Not even Glen Close.

Air said aloud now, “That truly is a nice turn of phrase; I need to write that down.” At the same time his mother said aloud, “Sensational, that’s not right!” Laughing, she typed out the correct phrase, “Gestational Diabetes.” She often found her typos to be interesting and amusing. “Sensational Diabetes!” She laughed again. She began singing a song as she typed. She often sang songs without realizing, using medical jargon and often mixing the terms up with advertising jingles or Christmas songs. “Eat your Wheaties, Eat your Wheaties, or you’ll come down with Sensational Diabetes…do dee do dee doo, la di da, Sensational, Gestational Diaaaaaabetes! Ah cha chaaaa”

Although it is increasingly popular to call the dance cha-cha, it is really cha-cha-chá.

Air rolled his eyes as he slammed the front door. He didn’t have a pen with him. He’d decided to run home quickly to get something to write with.
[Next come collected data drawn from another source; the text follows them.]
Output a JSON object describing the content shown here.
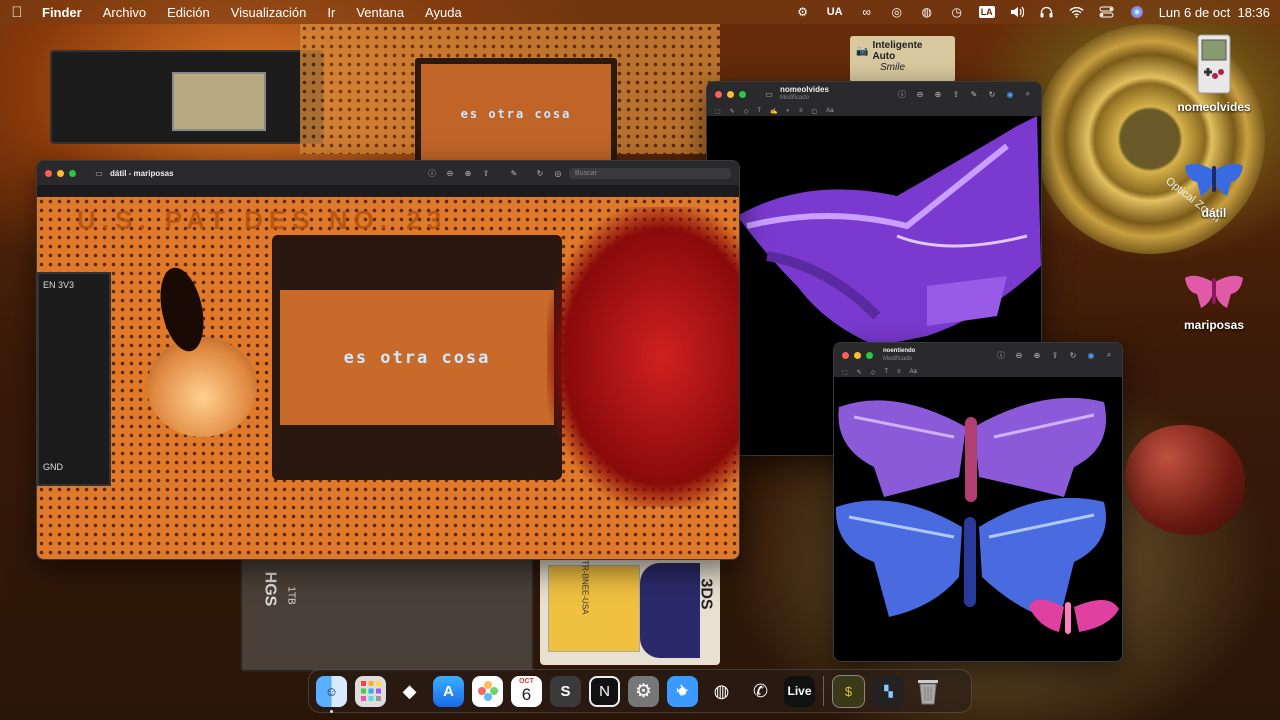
{
  "menubar": {
    "app": "Finder",
    "menus": [
      "Archivo",
      "Edición",
      "Visualización",
      "Ir",
      "Ventana",
      "Ayuda"
    ],
    "keyboard": "UA",
    "input_badge": "LA",
    "clock": "Lun 6 de oct  18:36",
    "status_icons": [
      "gear-icon",
      "input-source",
      "creative-cloud-icon",
      "airdrop-icon",
      "sony-icon",
      "time-machine-icon",
      "volume-icon",
      "headphones-icon",
      "wifi-icon",
      "control-center-icon",
      "siri-icon"
    ]
  },
  "scene": {
    "oled_small": "es otra cosa",
    "label_camera_1": "Inteligente",
    "label_camera_2": "Auto",
    "label_camera_3": "Smile",
    "label_zoom": "Optical Zoom",
    "label_3ds": "3DS",
    "label_hdd": "HGS",
    "label_hdd_cap": "1TB",
    "label_game": "CTR-BNEE-USA"
  },
  "window_main": {
    "title": "dátil - mariposas",
    "search_placeholder": "Buscar",
    "oled_text": "es otra cosa",
    "patent_text": "U.S. PAT DES NO. 23",
    "board_label": "EN 3V3",
    "board_label_2": "GND"
  },
  "window_nomeolvides": {
    "title": "nomeolvides",
    "subtitle": "Modificado"
  },
  "window_noentiendo": {
    "title": "noentiendo",
    "subtitle": "Modificado"
  },
  "desktop_icons": [
    {
      "label": "nomeolvides",
      "icon": "gameboy-icon"
    },
    {
      "label": "dátil",
      "icon": "blue-moth-icon"
    },
    {
      "label": "mariposas",
      "icon": "pink-moth-icon"
    }
  ],
  "dock": {
    "calendar_month": "OCT",
    "calendar_day": "6",
    "live_label": "Live",
    "apps": [
      "finder",
      "launchpad",
      "tidal",
      "app-store",
      "photos",
      "calendar",
      "sketchup",
      "nightshift",
      "system-settings",
      "safari",
      "spotify",
      "whatsapp",
      "ableton-live",
      "preview-image",
      "terminal-image",
      "trash"
    ]
  },
  "colors": {
    "accent_orange": "#d98a3a",
    "window_dark": "#1b1b1d",
    "moth_purple": "#8a5ad8",
    "moth_pink": "#e040a0"
  }
}
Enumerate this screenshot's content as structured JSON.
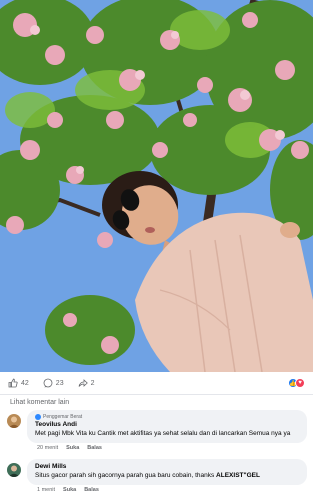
{
  "photo": {
    "alt_subject": "woman-under-cherry-blossoms"
  },
  "reactions": {
    "likes": "42",
    "comments": "23",
    "shares": "2"
  },
  "more_comments_label": "Lihat komentar lain",
  "comments": [
    {
      "badge": "Penggemar Berat",
      "author": "Teovilus Andi",
      "text": "Met pagi Mbk Vita ku Cantik met aktifitas ya sehat selalu dan di lancarkan Semua nya ya",
      "time": "20 menit",
      "like_label": "Suka",
      "reply_label": "Balas"
    },
    {
      "author": "Dewi Mills",
      "text_prefix": "Situs gacor parah sih gacornya parah gua baru cobain, thanks ",
      "text_bold": "ALEXIST\"GEL",
      "time": "1 menit",
      "like_label": "Suka",
      "reply_label": "Balas"
    }
  ],
  "colors": {
    "like": "#1877f2",
    "love": "#f33e58",
    "bubble": "#f0f2f5",
    "muted_text": "#65676b"
  }
}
He was about to take off toward mom’s office but once he heard her singing he couldn’t bear it. It was always the same. Jingle Bells Palsy or Tubaligations at Taco Bell. What a freak. Some mornings when he has slept too hard and has had dreams that woke him up feeling like a different person in a stranger’s home, unable to muster up memories of himself or what day it is or what happened to the world he was just in, he hears the tinny sound of his mother singing “Pop, Pop, Fizz, Fizz, spotting at eight weeks it is, it is,” traveling up the stairs, into his bedroom. This brings the world spinning back round in front of his face and he can remember whether or not he has to go to school or if he can sleep another hour or two.

It takes two to tiptoe, Major Margaret J. "Hot Lips" Houlihan.
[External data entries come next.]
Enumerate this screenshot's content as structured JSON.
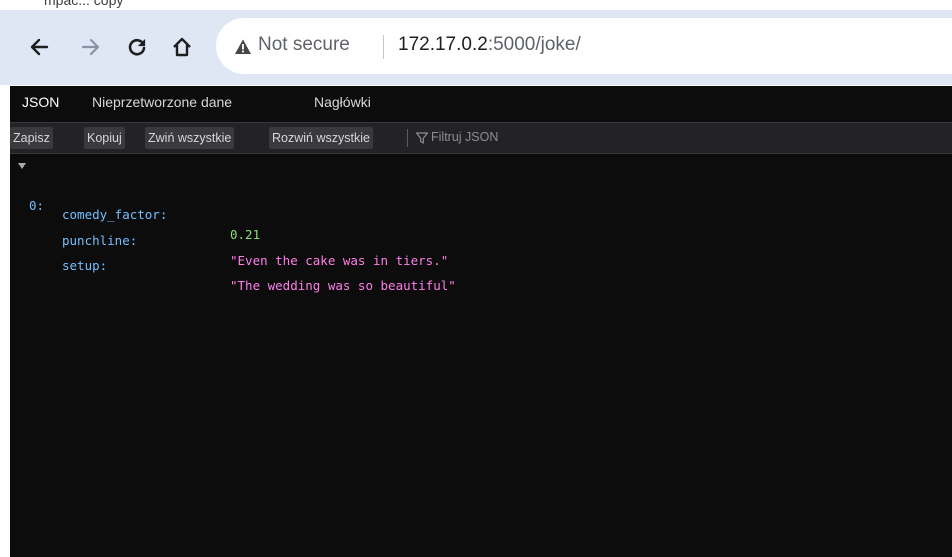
{
  "page": {
    "top_cut_text": "mpac... copy"
  },
  "browser": {
    "security_label": "Not secure",
    "url_host": "172.17.0.2",
    "url_rest": ":5000/joke/"
  },
  "viewer_tabs": [
    {
      "label": "JSON"
    },
    {
      "label": "Nieprzetworzone dane"
    },
    {
      "label": "Nagłówki"
    }
  ],
  "toolbar": {
    "save": "Zapisz",
    "copy": "Kopiuj",
    "collapse_all": "Zwiń wszystkie",
    "expand_all": "Rozwiń wszystkie",
    "filter_placeholder": "Filtruj JSON"
  },
  "json_tree": {
    "root_label": "0:",
    "rows": [
      {
        "key": "comedy_factor:",
        "value": "0.21",
        "type": "number"
      },
      {
        "key": "punchline:",
        "value": "\"Even the cake was in tiers.\"",
        "type": "string"
      },
      {
        "key": "setup:",
        "value": "\"The wedding was so beautiful\"",
        "type": "string"
      }
    ]
  },
  "colors": {
    "toolbar_bg": "#dfe7f5",
    "viewer_bg": "#0c0c0d",
    "key": "#75bfff",
    "number": "#86de74",
    "string": "#ff7de9"
  },
  "icons": [
    "back-arrow-icon",
    "forward-arrow-icon",
    "reload-icon",
    "home-icon",
    "warning-icon",
    "filter-icon",
    "expand-twisty-icon"
  ]
}
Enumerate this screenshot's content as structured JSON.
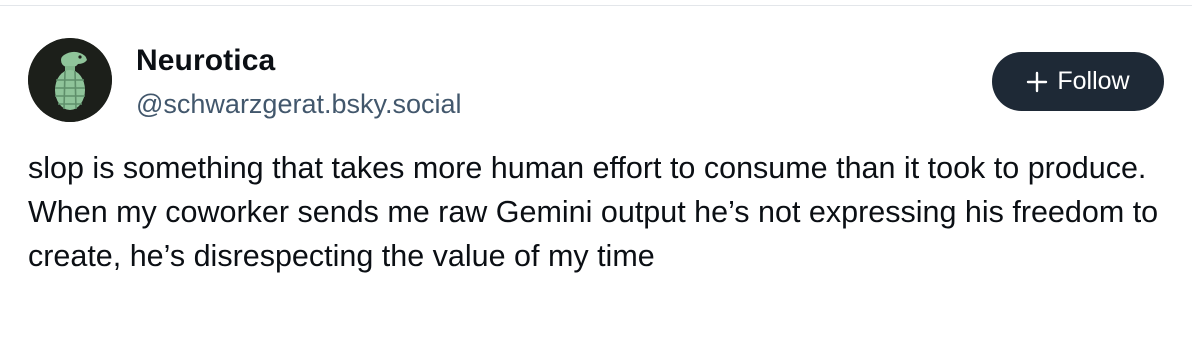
{
  "post": {
    "author": {
      "display_name": "Neurotica",
      "handle": "@schwarzgerat.bsky.social",
      "avatar_icon": "grenade-avatar-icon"
    },
    "follow_button": {
      "label": "Follow",
      "icon": "plus-icon"
    },
    "text": "slop is something that takes more human effort to consume than it took to produce. When my coworker sends me raw Gemini output he’s not expressing his freedom to create, he’s disrespecting the value of my time"
  },
  "colors": {
    "text_primary": "#0b0f14",
    "text_secondary": "#42576c",
    "follow_button_bg": "#1e2936",
    "avatar_bg": "#1c1f1a",
    "avatar_figure": "#8fc49a"
  }
}
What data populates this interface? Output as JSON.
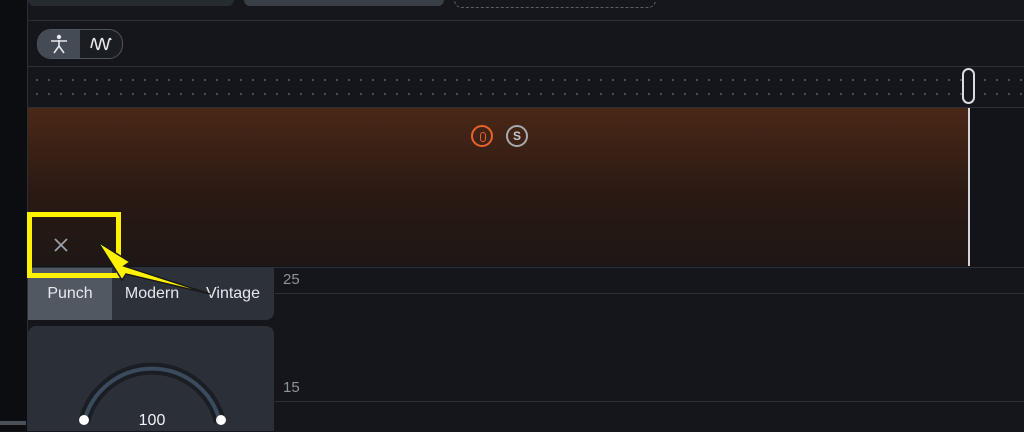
{
  "icons": {
    "figure": "figure-icon",
    "waveform": "waveform-icon",
    "record": "record-icon",
    "solo": "solo-icon",
    "close": "close-icon"
  },
  "track": {
    "solo_label": "S"
  },
  "presets": {
    "items": [
      "Punch",
      "Modern",
      "Vintage"
    ],
    "selected": "Punch"
  },
  "meter": {
    "labels": [
      "25",
      "15"
    ]
  },
  "knob": {
    "value": "100"
  },
  "colors": {
    "accent_record": "#e8622c",
    "highlight": "#fff200"
  }
}
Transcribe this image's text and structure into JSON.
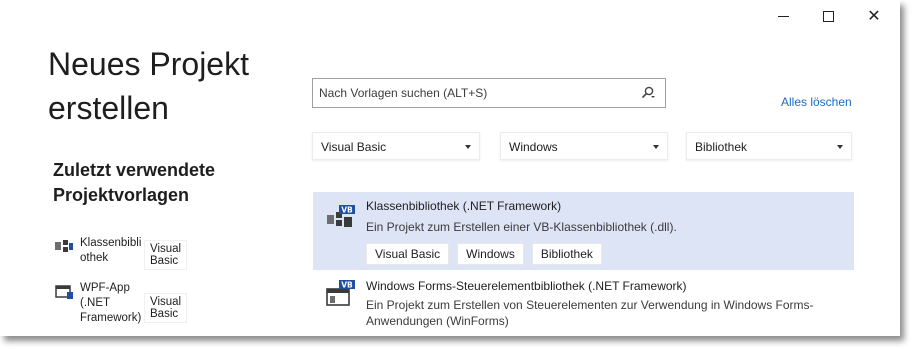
{
  "window": {
    "controls": {
      "minimize": "minimize-icon",
      "maximize": "maximize-icon",
      "close": "close-icon"
    },
    "close_glyph": "✕"
  },
  "page": {
    "title_line1": "Neues Projekt",
    "title_line2": "erstellen"
  },
  "recent": {
    "heading_line1": "Zuletzt verwendete",
    "heading_line2": "Projektvorlagen",
    "items": [
      {
        "name_lines": [
          "Klassenbibli",
          "othek"
        ],
        "language": "Visual Basic",
        "icon": "class-library-icon"
      },
      {
        "name_lines": [
          "WPF-App",
          "(.NET",
          "Framework)"
        ],
        "language": "Visual Basic",
        "icon": "wpf-app-icon"
      }
    ]
  },
  "search": {
    "placeholder": "Nach Vorlagen suchen (ALT+S)",
    "value": "",
    "icon": "search-icon"
  },
  "clear_all": "Alles löschen",
  "filters": {
    "language": "Visual Basic",
    "platform": "Windows",
    "project_type": "Bibliothek"
  },
  "templates": [
    {
      "name": "Klassenbibliothek (.NET Framework)",
      "description": "Ein Projekt zum Erstellen einer VB-Klassenbibliothek (.dll).",
      "tags": [
        "Visual Basic",
        "Windows",
        "Bibliothek"
      ],
      "icon": "vb-class-library-icon",
      "selected": true
    },
    {
      "name": "Windows Forms-Steuerelementbibliothek (.NET Framework)",
      "description": "Ein Projekt zum Erstellen von Steuerelementen zur Verwendung in Windows Forms-Anwendungen (WinForms)",
      "tags": [],
      "icon": "vb-winforms-control-library-icon",
      "selected": false
    }
  ],
  "colors": {
    "accent_link": "#1b6ac9",
    "selected_row": "#dde4f6",
    "vb_badge": "#1e4fa0"
  }
}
When the boy’s mother hears her own singing she is often caught unawares. She believes this happens a few seconds after she begins but often it is a half an hour or even longer later.

Longer Litterbox, Lull, Lull!

When the mother’s boy reads his books in the field among the radishes he often finds a turn of phrase to be interesting and writes it down. When he has no pen, he usually dog-ears the page so that he might return to it later and write out the phrase. What he didn’t realize was that he also always puts the phrase into a familiar melody, usually a T.V. theme song, and sings it over and over again, repeating it until he has written it down in his journal of interesting phrases or sometimes repeating it still, until he has come across another phrase that he finds irresistible. Air was singing such a phrase aloud to himself as he walked up the stairs to his bedroom to retrieve a pen. “I’m pilot-major of a dead fleet,” he sang along to the theme of theme of the X-Files.
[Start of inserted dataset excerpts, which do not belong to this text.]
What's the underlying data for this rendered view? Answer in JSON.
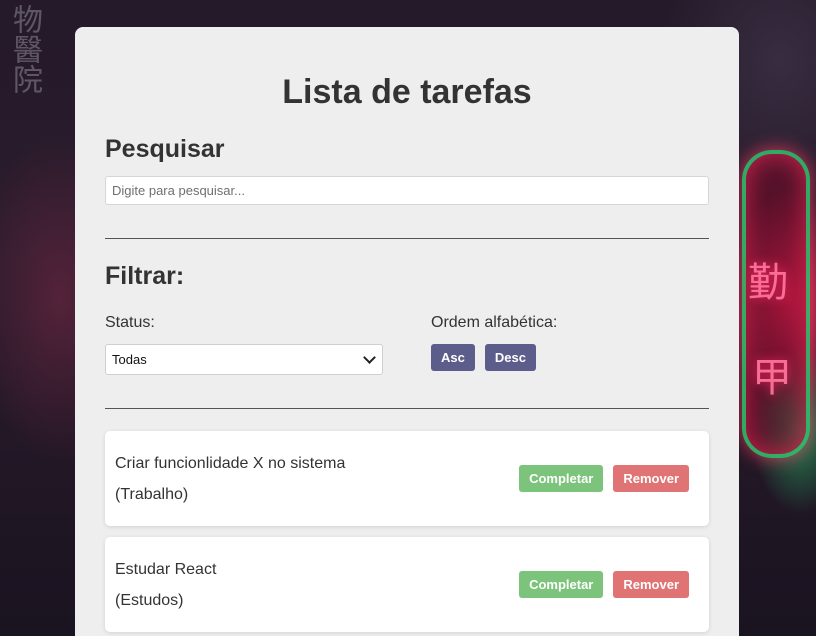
{
  "app": {
    "title": "Lista de tarefas"
  },
  "search": {
    "title": "Pesquisar",
    "placeholder": "Digite para pesquisar...",
    "value": ""
  },
  "filter": {
    "title": "Filtrar:",
    "status_label": "Status:",
    "status_selected": "Todas",
    "order_label": "Ordem alfabética:",
    "asc_label": "Asc",
    "desc_label": "Desc"
  },
  "tasks": [
    {
      "text": "Criar funcionlidade X no sistema",
      "category": "(Trabalho)",
      "complete_label": "Completar",
      "remove_label": "Remover"
    },
    {
      "text": "Estudar React",
      "category": "(Estudos)",
      "complete_label": "Completar",
      "remove_label": "Remover"
    }
  ],
  "colors": {
    "card_bg": "#eeeeee",
    "sort_button": "#5d5d8c",
    "complete_button": "#7cc47b",
    "remove_button": "#e07474"
  }
}
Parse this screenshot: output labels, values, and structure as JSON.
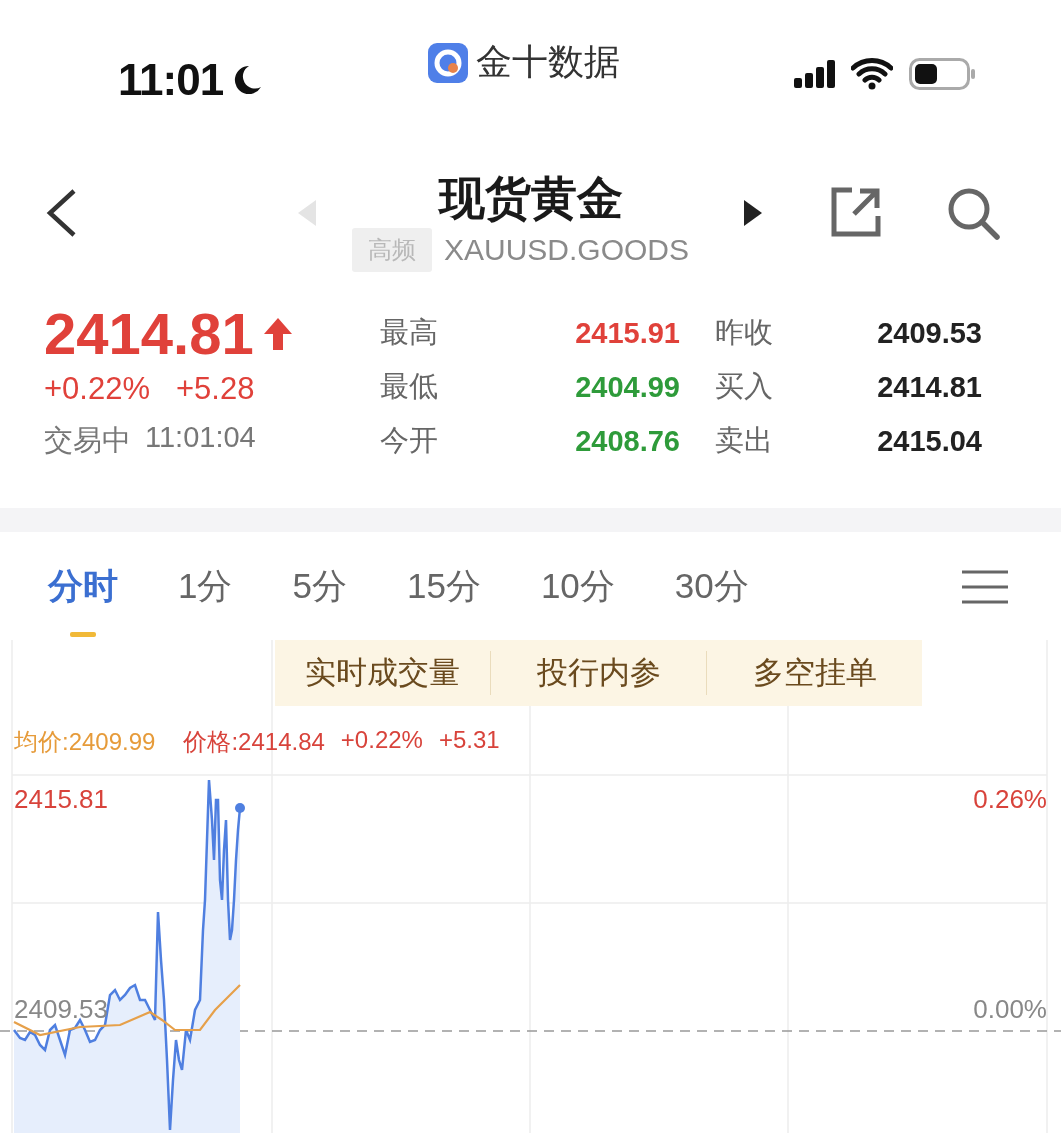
{
  "status_bar": {
    "time": "11:01",
    "app_name": "金十数据"
  },
  "header": {
    "title": "现货黄金",
    "tag": "高频",
    "symbol": "XAUUSD.GOODS",
    "prev_enabled": false,
    "next_enabled": true
  },
  "quote": {
    "price": "2414.81",
    "rising": true,
    "change_pct": "+0.22%",
    "change": "+5.28",
    "trade_status": "交易中",
    "time": "11:01:04"
  },
  "stats": [
    {
      "label": "最高",
      "value": "2415.91",
      "color": "#e0413a"
    },
    {
      "label": "昨收",
      "value": "2409.53",
      "color": "#222222"
    },
    {
      "label": "最低",
      "value": "2404.99",
      "color": "#2e9b3a"
    },
    {
      "label": "买入",
      "value": "2414.81",
      "color": "#222222"
    },
    {
      "label": "今开",
      "value": "2408.76",
      "color": "#2e9b3a"
    },
    {
      "label": "卖出",
      "value": "2415.04",
      "color": "#222222"
    }
  ],
  "tabs": [
    {
      "label": "分时",
      "selected": true
    },
    {
      "label": "1分",
      "selected": false
    },
    {
      "label": "5分",
      "selected": false
    },
    {
      "label": "15分",
      "selected": false
    },
    {
      "label": "10分",
      "selected": false
    },
    {
      "label": "30分",
      "selected": false
    }
  ],
  "popup_menu": {
    "items": [
      "实时成交量",
      "投行内参",
      "多空挂单"
    ]
  },
  "chart": {
    "legend": {
      "average": "均价:2409.99",
      "price": "价格:2414.84",
      "change_pct": "+0.22%",
      "change": "+5.31"
    },
    "top_price": "2415.81",
    "top_pct": "0.26%",
    "base_price": "2409.53",
    "base_pct": "0.00%"
  }
}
Porn Addicts are triple X-philes.

He was making his way through Shogun, James Clavell’s novel of Japan, and while he was reading it he thought at every turn of the page that he might not be able to finish it. He also felt with every turn of the page that he is the only boy his age he knew who would attempt it and this made him feel very superior. Not superior in a bad way though, just better than everyone else his age. Better and smarter and more hardworking.

Saint Hardworking Toikey, chucken.

Air’s mother spent most of her childhood feeling the same way until she met the boy’s father and she realized that there were so many people far better and smarter, faster, leaner, less obvious, cleaner, and with more poise and cunning than she had. She had a child with his father because he made her feel bad about herself. When he died, despite herself, and despite her grief, she began to feel slowly better about herself again. Her son had begun, just prior to this day, in his newly teenaged years, to make her feel worse again.

Finnegan, your tumor is benign again, illoncologically.

They were a dead fleet and they were co-major-pilots. They had quite a few days ahead of them just like this one. Things were predetermined and running downhill.
Maybe I’ll name her Rock. Or Twig. Willow. Will-o’-the-wisp. Clown. A-Wave-Upon-the-Sand.

How do you catch a moonbeam in your hand?